日本から「児童虐待」が絶対なくならない理由といま必要な10の対策

結愛ちゃんと家族が求めていたもの
井戸 まさえ プロフィール

5点の追加対応策

こうしたことを踏まえながら、私は玉木国民民主党共同代表の5点に加えてさらに5点を提案したい。

6. 役所の窓口の対応に対して対抗できる知見を持った民間団体との連携
7. 子どもを持つ家庭の失業対策
8. 地方自治体が独自で施策を行なうことを国や都道府県が妨げないこと

実は、地方自治体が独自判断で相談者を救おうと思っても、国や都道府県に確認を取った段階で「NO」となるケースがあるのだ。

 

例えば現在筆者が関わる荒川区に在住する7月で50歳になる無戸籍者のケースはその典型でもある。先般NHKの「おはよう日本」でその姿が放映されたので見た方もいるであろう。

両親が出生届を出さないまま死亡し、49歳に至るまで無戸籍のまま、建設現場等で働きながら生き延びてきた男性に対して、当初相談に行った足立区では区内に空きがなく荒川区の施設を紹介し、男性はそこに住むこととなった。

しかし、荒川区は住民であることを認識しているにもかかわらず男性を住民登録しない。マイナンバーカードが導入され、番号の提示がなければアルバイトさえ難しい現状を踏まえ、住民登録を望む当事者に対して、総務省の回答や東京都が示す問答集にはそうした手続きを可としていないというのが理由である。

総務省に聞けば、区は独自判断して住民登録をしてもなんら違法ではない、と言う。しかし荒川区はそれが明文化されて示されない限り、独自で判断はできないと言う。

総務省は明文化するまでもなく、地方分権一括法が成立以来「通知」は単なる指導的意味があるだけで、あくまで判断は自治体。そもそも法律にそう明記してあると言い張る。

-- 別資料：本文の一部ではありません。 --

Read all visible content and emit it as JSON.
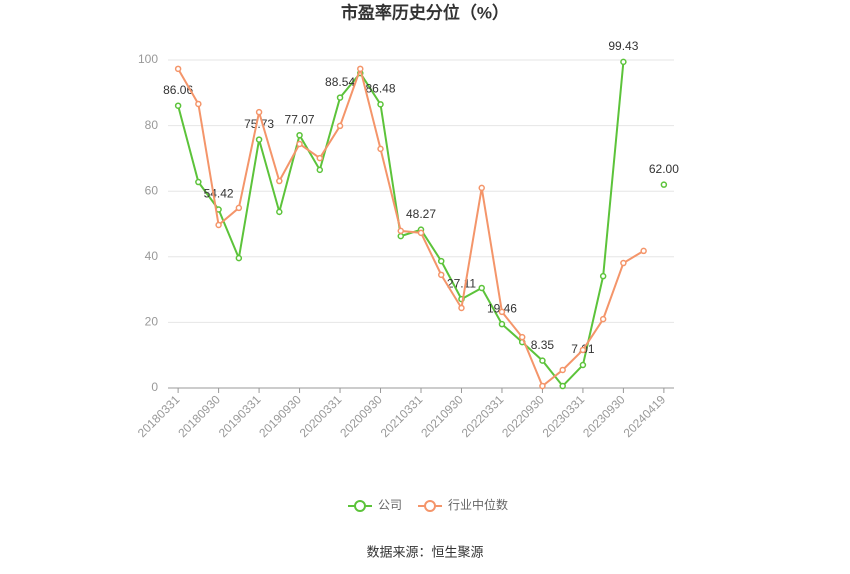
{
  "chart_data": {
    "type": "line",
    "title": "市盈率历史分位（%）",
    "source": "数据来源：恒生聚源",
    "categories": [
      "20180331",
      null,
      "20180930",
      null,
      "20190331",
      null,
      "20190930",
      null,
      "20200331",
      null,
      "20200930",
      null,
      "20210331",
      null,
      "20210930",
      null,
      "20220331",
      null,
      "20220930",
      null,
      "20230331",
      null,
      "20230930",
      null,
      "20240419"
    ],
    "series": [
      {
        "name": "公司",
        "color": "#5cc33a",
        "values": [
          86.06,
          62.8,
          54.42,
          39.6,
          75.73,
          53.7,
          77.07,
          66.5,
          88.54,
          96.0,
          86.48,
          46.3,
          48.27,
          38.7,
          27.11,
          30.5,
          19.46,
          14.0,
          8.35,
          0.6,
          7.01,
          34.1,
          99.43,
          null,
          62
        ],
        "value_labels": [
          "86.06",
          null,
          "54.42",
          null,
          "75.73",
          null,
          "77.07",
          null,
          "88.54",
          null,
          "86.48",
          null,
          "48.27",
          null,
          "27.11",
          null,
          "19.46",
          null,
          "8.35",
          null,
          "7.01",
          null,
          "99.43",
          null,
          "62.00"
        ]
      },
      {
        "name": "行业中位数",
        "color": "#f4956a",
        "values": [
          97.3,
          86.6,
          49.7,
          54.9,
          84.1,
          63.1,
          74.4,
          70.1,
          79.9,
          97.3,
          72.9,
          47.9,
          47.3,
          34.5,
          24.4,
          61.0,
          23.2,
          15.5,
          0.6,
          5.5,
          11.6,
          21.0,
          38.1,
          41.8,
          null
        ]
      }
    ],
    "ylim": [
      0,
      100
    ],
    "yticks": [
      0,
      20,
      40,
      60,
      80,
      100
    ],
    "grid": true,
    "legend": "bottom"
  }
}
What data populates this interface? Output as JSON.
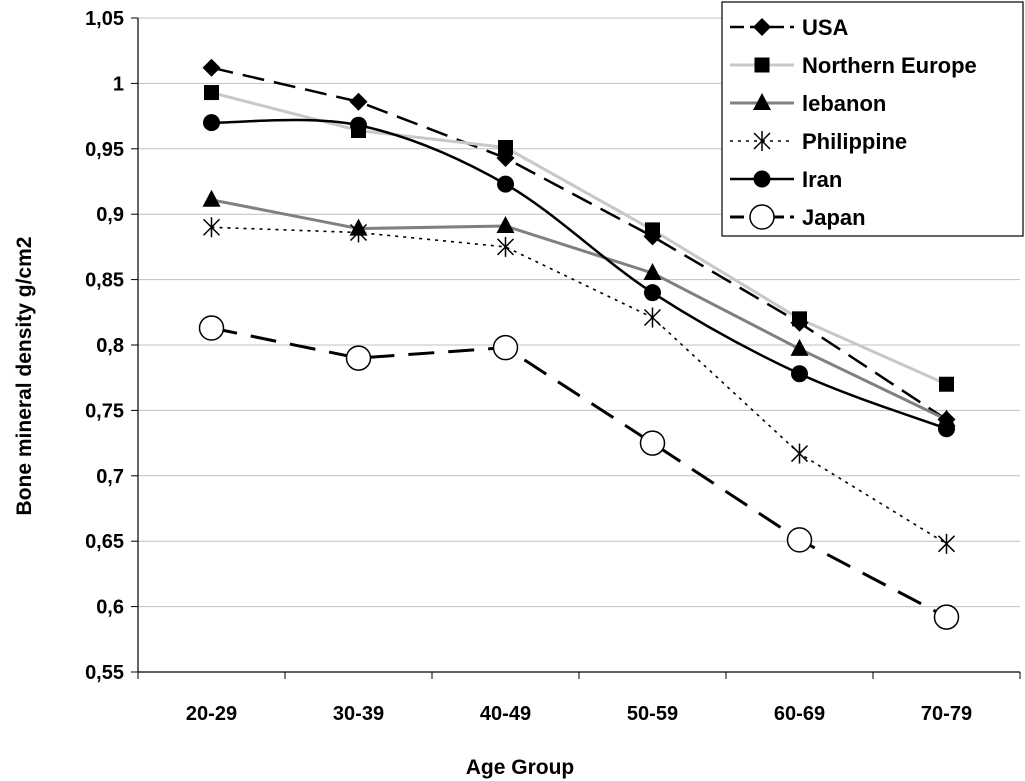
{
  "chart_data": {
    "type": "line",
    "title": "",
    "xlabel": "Age Group",
    "ylabel": "Bone mineral density g/cm2",
    "categories": [
      "20-29",
      "30-39",
      "40-49",
      "50-59",
      "60-69",
      "70-79"
    ],
    "ylim": [
      0.55,
      1.05
    ],
    "ytick_labels": [
      "0,55",
      "0,6",
      "0,65",
      "0,7",
      "0,75",
      "0,8",
      "0,85",
      "0,9",
      "0,95",
      "1",
      "1,05"
    ],
    "ytick_values": [
      0.55,
      0.6,
      0.65,
      0.7,
      0.75,
      0.8,
      0.85,
      0.9,
      0.95,
      1.0,
      1.05
    ],
    "grid": "horizontal",
    "legend_position": "top-right",
    "series": [
      {
        "name": "USA",
        "values": [
          1.012,
          0.986,
          0.943,
          0.883,
          0.817,
          0.743
        ],
        "color": "#000000",
        "line": "long-dash",
        "marker": "diamond-filled"
      },
      {
        "name": "Northern Europe",
        "values": [
          0.993,
          0.964,
          0.951,
          0.888,
          0.82,
          0.77
        ],
        "color": "#c8c8c8",
        "line": "solid",
        "marker": "square-filled-black"
      },
      {
        "name": "lebanon",
        "values": [
          0.911,
          0.889,
          0.891,
          0.855,
          0.797,
          0.743
        ],
        "color": "#808080",
        "line": "solid",
        "marker": "triangle-filled-black"
      },
      {
        "name": "Philippine",
        "values": [
          0.89,
          0.886,
          0.875,
          0.821,
          0.717,
          0.648
        ],
        "color": "#000000",
        "line": "dotted",
        "marker": "asterisk"
      },
      {
        "name": "Iran",
        "values": [
          0.97,
          0.968,
          0.923,
          0.84,
          0.778,
          0.736
        ],
        "color": "#000000",
        "line": "solid-smooth",
        "marker": "circle-filled"
      },
      {
        "name": "Japan",
        "values": [
          0.813,
          0.79,
          0.798,
          0.725,
          0.651,
          0.592
        ],
        "color": "#000000",
        "line": "long-dash-heavy",
        "marker": "circle-open"
      }
    ]
  }
}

だが、現実には国の通知や、東京都が定めた施行マニュアルを飛び越えて、福祉現場の担い手である地方自治体が動くことはなかなか難しい。

現場の人がいくら手助けをしたくとも、管理職が揃った会議では「前例がない」と言ったことで、支援は見送られるのだ。

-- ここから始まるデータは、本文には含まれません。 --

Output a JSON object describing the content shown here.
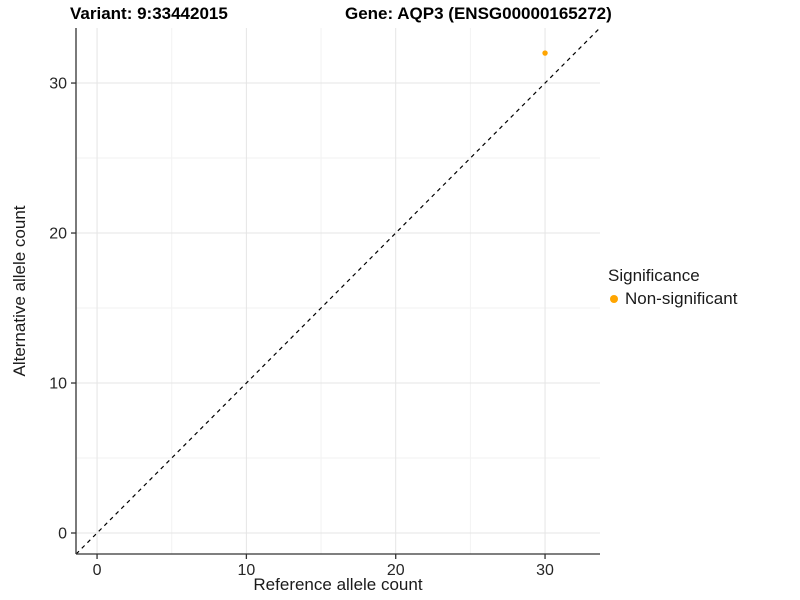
{
  "titles": {
    "left": "Variant: 9:33442015",
    "right": "Gene: AQP3 (ENSG00000165272)"
  },
  "chart_data": {
    "type": "scatter",
    "title_left": "Variant: 9:33442015",
    "title_right": "Gene: AQP3 (ENSG00000165272)",
    "xlabel": "Reference allele count",
    "ylabel": "Alternative allele count",
    "xlim": [
      -1.41,
      33.68
    ],
    "ylim": [
      -1.4,
      33.67
    ],
    "xticks": [
      0,
      10,
      20,
      30
    ],
    "yticks": [
      0,
      10,
      20,
      30
    ],
    "xminor": [
      5,
      15,
      25
    ],
    "yminor": [
      5,
      15,
      25
    ],
    "grid": true,
    "identity_line": {
      "style": "dashed",
      "color": "#000000"
    },
    "series": [
      {
        "name": "Non-significant",
        "color": "#FFA500",
        "points": [
          {
            "x": 30,
            "y": 32
          }
        ]
      }
    ],
    "legend": {
      "title": "Significance",
      "position": "right",
      "items": [
        {
          "label": "Non-significant",
          "color": "#FFA500"
        }
      ]
    },
    "colors": {
      "grid_major": "#e5e5e5",
      "grid_minor": "#f2f2f2",
      "axis_line": "#333333",
      "tick_text": "#262626",
      "point": "#FFA500"
    }
  }
}
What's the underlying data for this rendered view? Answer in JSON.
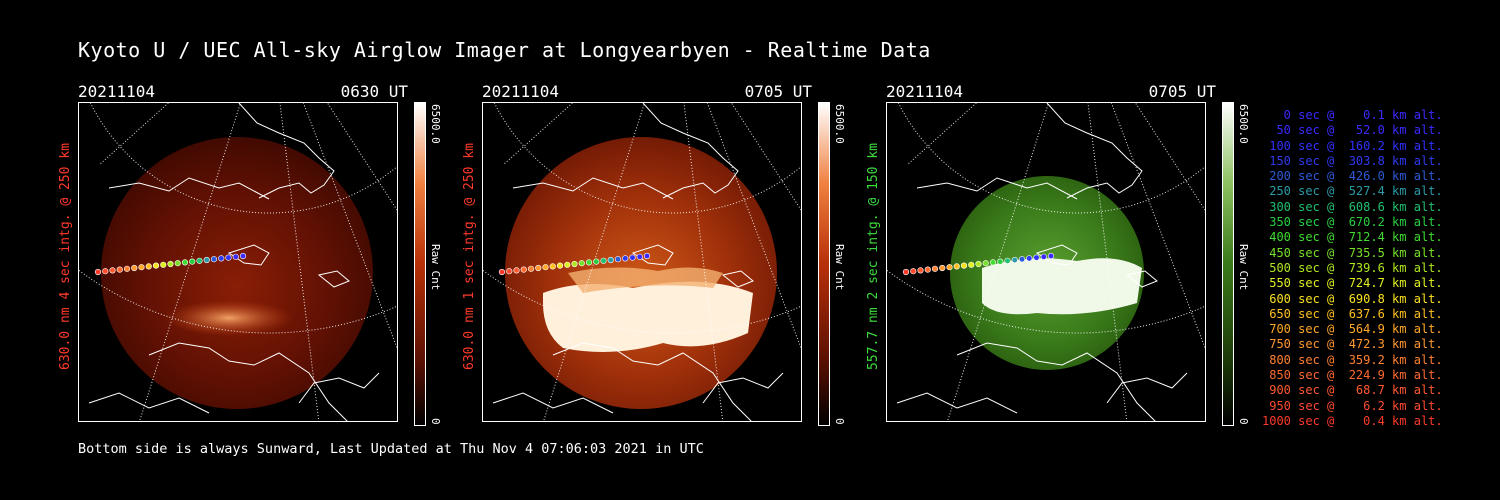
{
  "title": "Kyoto U / UEC All-sky Airglow Imager at Longyearbyen - Realtime Data",
  "panels": [
    {
      "date": "20211104",
      "time": "0630 UT",
      "ylabel": "630.0 nm 4 sec intg. @ 250 km",
      "colorbar_max": "6500.0",
      "colorbar_min": "0",
      "colorbar_unit": "Raw Cnt",
      "color": "#ff3a2a"
    },
    {
      "date": "20211104",
      "time": "0705 UT",
      "ylabel": "630.0 nm 1 sec intg. @ 250 km",
      "colorbar_max": "6500.0",
      "colorbar_min": "0",
      "colorbar_unit": "Raw Cnt",
      "color": "#ff3a2a"
    },
    {
      "date": "20211104",
      "time": "0705 UT",
      "ylabel": "557.7 nm 2 sec intg. @ 150 km",
      "colorbar_max": "6500.0",
      "colorbar_min": "0",
      "colorbar_unit": "Raw Cnt",
      "color": "#3cdc3c"
    }
  ],
  "footer": "Bottom side is always Sunward, Last Updated at Thu Nov  4 07:06:03 2021 in UTC",
  "legend": [
    {
      "text": "   0 sec @    0.1 km alt.",
      "color": "#3a2aff"
    },
    {
      "text": "  50 sec @   52.0 km alt.",
      "color": "#3a2aff"
    },
    {
      "text": " 100 sec @  160.2 km alt.",
      "color": "#3030ff"
    },
    {
      "text": " 150 sec @  303.8 km alt.",
      "color": "#2f3af0"
    },
    {
      "text": " 200 sec @  426.0 km alt.",
      "color": "#2c5ad8"
    },
    {
      "text": " 250 sec @  527.4 km alt.",
      "color": "#2a9aa8"
    },
    {
      "text": " 300 sec @  608.6 km alt.",
      "color": "#20c070"
    },
    {
      "text": " 350 sec @  670.2 km alt.",
      "color": "#28d040"
    },
    {
      "text": " 400 sec @  712.4 km alt.",
      "color": "#40dc30"
    },
    {
      "text": " 450 sec @  735.5 km alt.",
      "color": "#78e028"
    },
    {
      "text": " 500 sec @  739.6 km alt.",
      "color": "#b0e820"
    },
    {
      "text": " 550 sec @  724.7 km alt.",
      "color": "#e0f020"
    },
    {
      "text": " 600 sec @  690.8 km alt.",
      "color": "#f8e020"
    },
    {
      "text": " 650 sec @  637.6 km alt.",
      "color": "#ffc020"
    },
    {
      "text": " 700 sec @  564.9 km alt.",
      "color": "#ffa828"
    },
    {
      "text": " 750 sec @  472.3 km alt.",
      "color": "#ff9830"
    },
    {
      "text": " 800 sec @  359.2 km alt.",
      "color": "#ff8030"
    },
    {
      "text": " 850 sec @  224.9 km alt.",
      "color": "#ff6a30"
    },
    {
      "text": " 900 sec @   68.7 km alt.",
      "color": "#ff5a30"
    },
    {
      "text": " 950 sec @    6.2 km alt.",
      "color": "#ff4a30"
    },
    {
      "text": "1000 sec @    0.4 km alt.",
      "color": "#ff3a2a"
    }
  ],
  "colors": {
    "red_series": "#ff3a2a",
    "green_series": "#3cdc3c"
  }
}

そして死亡事故が起こってはじめてこうしたことも可視化される。

逆に、事前に、未然に最悪の事態が回避されていれば、死者が出ていなければ「大したことはない」と問題は見て見ぬ振りをされ、解決策も示されない。

つまりは解決したかったら、「死ね」ということとも取れる。

〔PHOTO〕iStock

9. 「個別ケース」こそ大事。この困窮者ひとりをいかに助けられるかを考える

役所は「原則」と「例外」を持ち出し、この人だけの「個別ケース」で対応はできないと言う。しかし、実は「個別ケース」は問題の典型であり、それを解決できれば多くの人が救われることは多い。

10. 「家族」の再生のための周辺縁者をつくる

行政の目から「今日生きるため」に逃れようとする家族。

彼らには「役職」で接する以外の、ある意味濃厚な人間関係を築ける「家族」的存在が必要だったりする。

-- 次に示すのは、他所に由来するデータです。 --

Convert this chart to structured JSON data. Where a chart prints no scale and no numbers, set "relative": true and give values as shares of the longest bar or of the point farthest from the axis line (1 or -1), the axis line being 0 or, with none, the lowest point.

支援をしていてつくづく感じることだが、相談者と「遠い親戚」的な関係を築けたら、その支援は成功である。つまりは「本当に困った時に至る一歩手前で相談できる」という関係だ。

「家族」の再生は夫婦や親子といった成員だけで可能となるわけではないことを見て来た。ちょっとした距離を持った周辺縁者がいることがポイントでもある。

逆に言えばその周辺縁者がいないと、家族の再生はまず成功しない。

縁者は血縁には閉じていない。ある意味誰でもやろうと思えば関われるとも言える。

つまりはそれこそ「社会」。

結愛ちゃんと家族が求めていたものかもしれない。